IS cancels 50-lash punishment, lifts ban on bringing up Baghdadi’s death

A man purported to be the reclusive leader of the militant Islamic State Abu Bakr al-Baghdadi has made what would be his first public appearance at a mosque in the centre of Iraq’s second city, Mosul, according to a film recording posted on the Internet on July 5, 2014, in this still image taken from film. REUTERS/Social Media Website via Reuters TV

Tal Afar ( Islamic State has raised the ban on tackling the issue of the survival of the group’s supreme leader Abu Bakr al-Baghdadi , in west of Mosul.

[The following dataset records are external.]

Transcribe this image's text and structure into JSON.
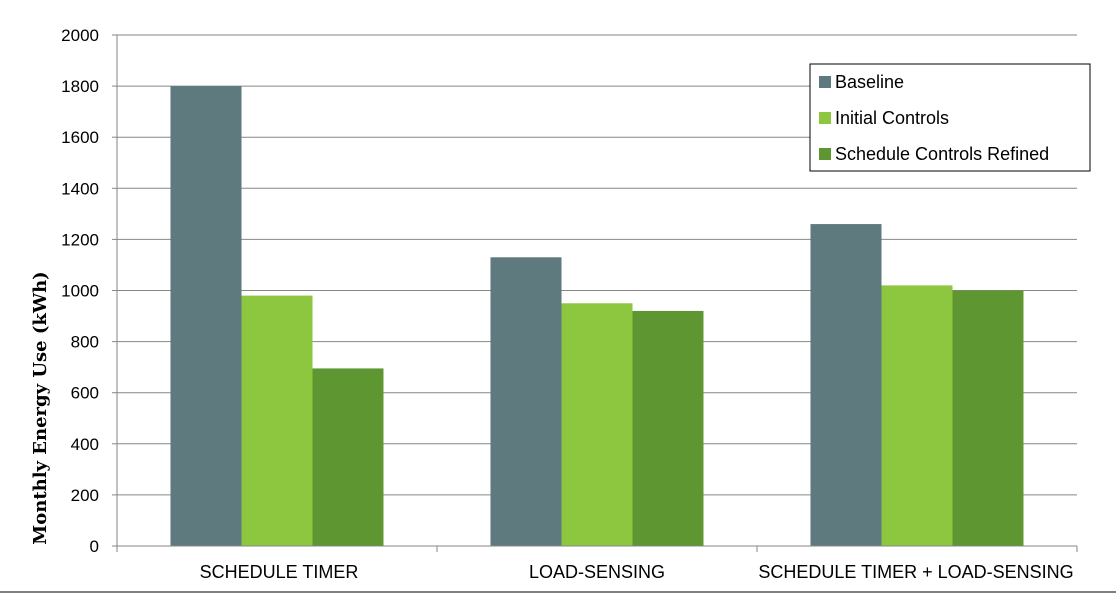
{
  "chart_data": {
    "type": "bar",
    "title": "",
    "xlabel": "",
    "ylabel": "Monthly Energy Use (kWh)",
    "ylim": [
      0,
      2000
    ],
    "yticks": [
      0,
      200,
      400,
      600,
      800,
      1000,
      1200,
      1400,
      1600,
      1800,
      2000
    ],
    "grid": true,
    "legend_position": "top-right",
    "categories": [
      "SCHEDULE TIMER",
      "LOAD-SENSING",
      "SCHEDULE TIMER + LOAD-SENSING"
    ],
    "series": [
      {
        "name": "Baseline",
        "color": "#5f7a7f",
        "values": [
          1800,
          1130,
          1260
        ]
      },
      {
        "name": "Initial Controls",
        "color": "#8dc63f",
        "values": [
          980,
          950,
          1020
        ]
      },
      {
        "name": "Schedule Controls Refined",
        "color": "#5e9732",
        "values": [
          695,
          920,
          1000
        ]
      }
    ]
  }
}
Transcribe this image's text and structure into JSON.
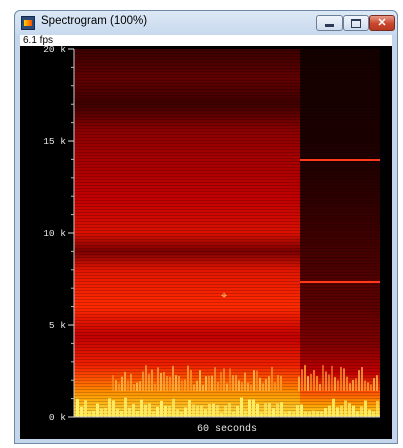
{
  "window": {
    "title": "Spectrogram (100%)",
    "icon": "spectrogram-app-icon",
    "controls": {
      "minimize_icon": "minimize-icon",
      "maximize_icon": "maximize-icon",
      "close_icon": "close-icon"
    }
  },
  "status": {
    "fps": "6.1 fps"
  },
  "chart_data": {
    "type": "heatmap",
    "title": "",
    "xlabel": "60  seconds",
    "ylabel": "",
    "yticks": [
      {
        "value": 0,
        "label": "0 k"
      },
      {
        "value": 5000,
        "label": "5 k"
      },
      {
        "value": 10000,
        "label": "10 k"
      },
      {
        "value": 15000,
        "label": "15 k"
      },
      {
        "value": 20000,
        "label": "20 k"
      }
    ],
    "ylim": [
      0,
      20000
    ],
    "colormap": [
      "#000000",
      "#3a0000",
      "#7a0000",
      "#c80000",
      "#ff2a00",
      "#ff7a00",
      "#ffd200",
      "#ffff80"
    ],
    "note": "intensity colormap: black (low) to red to yellow (high)"
  }
}
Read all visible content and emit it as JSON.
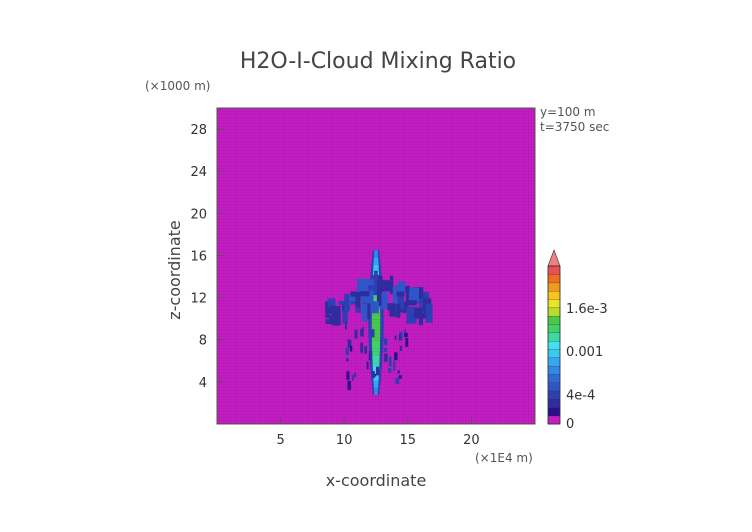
{
  "chart_data": {
    "type": "heatmap",
    "title": "H2O-I-Cloud Mixing Ratio",
    "xlabel": "x-coordinate",
    "ylabel": "z-coordinate",
    "x_unit": "(×1E4 m)",
    "y_unit": "(×1000 m)",
    "xlim": [
      0,
      25
    ],
    "ylim": [
      0,
      30
    ],
    "x_ticks": [
      5,
      10,
      15,
      20
    ],
    "y_ticks": [
      4,
      8,
      12,
      16,
      20,
      24,
      28
    ],
    "info": [
      "y=100 m",
      "t=3750 sec"
    ],
    "colorbar": {
      "tick_labels": [
        "0",
        "4e-4",
        "0.001",
        "1.6e-3"
      ],
      "tick_values": [
        0,
        0.0004,
        0.001,
        0.0016
      ],
      "max": 0.0022,
      "extend": "max",
      "colors": [
        "#c21ec2",
        "#2a0e8e",
        "#2d2d9e",
        "#2d3fb2",
        "#2f55c6",
        "#2f6bd6",
        "#3188e6",
        "#36a6f2",
        "#3cc7f7",
        "#3fe2f0",
        "#3ed9a0",
        "#3fd26a",
        "#49c84a",
        "#b8dc2e",
        "#e8e628",
        "#f7c51e",
        "#f49a1c",
        "#ef6f20",
        "#ea5050",
        "#f08080"
      ]
    },
    "background_value": 0,
    "field_features": [
      {
        "shape": "column",
        "x": 12.5,
        "z_bottom": 2.8,
        "z_top": 16.5,
        "half_width": 0.28,
        "peak_value": 0.0014
      },
      {
        "shape": "anvil",
        "x_left": 8.5,
        "x_right": 16.5,
        "z_center": 11.2,
        "z_half_height": 1.8,
        "peak_value": 0.0006
      },
      {
        "shape": "lower_streaks",
        "x_left": 10.0,
        "x_right": 15.0,
        "z_bottom": 3.2,
        "z_top": 9.0,
        "peak_value": 0.0003
      }
    ]
  }
}
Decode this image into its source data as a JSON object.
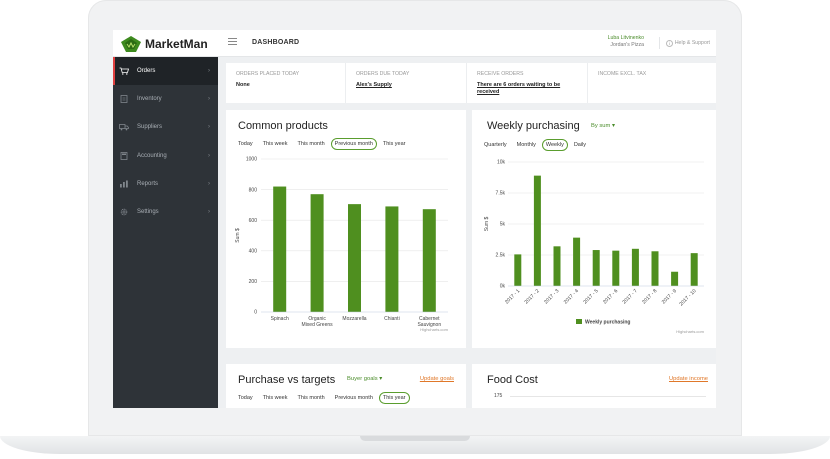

“IS militants has lifted the ban on Baghdadi’s murder in Tal Afar town, located west Mosul, which indicates an indirect intention to confirm the news on his death in an airstrike few weeks ago in Syria,” a local source from Nineveh province, told AlSumaria News.

“The group canceled the punishment of 50 lashes over publicly tackles Baghdadi’s survival, a decision that was taken few days ago,” the source added indicating silence on Baghdadi’s death. “However, the recent decisions show that the leaders in Tal Afar received important information that made them cancel the ban.”

Earlier this month after the group ordered the 50 lashes punishment, the militans burnt a top leader to death in Tal Afar over charges of “stirring sedition” through suggesting Baghdadi’s possible demise during a Friday prayer sermon.

On Friday, the group reportedly distributed brief statement in Tal Afar, vowing to post a new audio recording for its leader to show he is still alive.

News reports circulated over the past few weeks have claimed that Baghdadi was killed in an airstrike in Syria.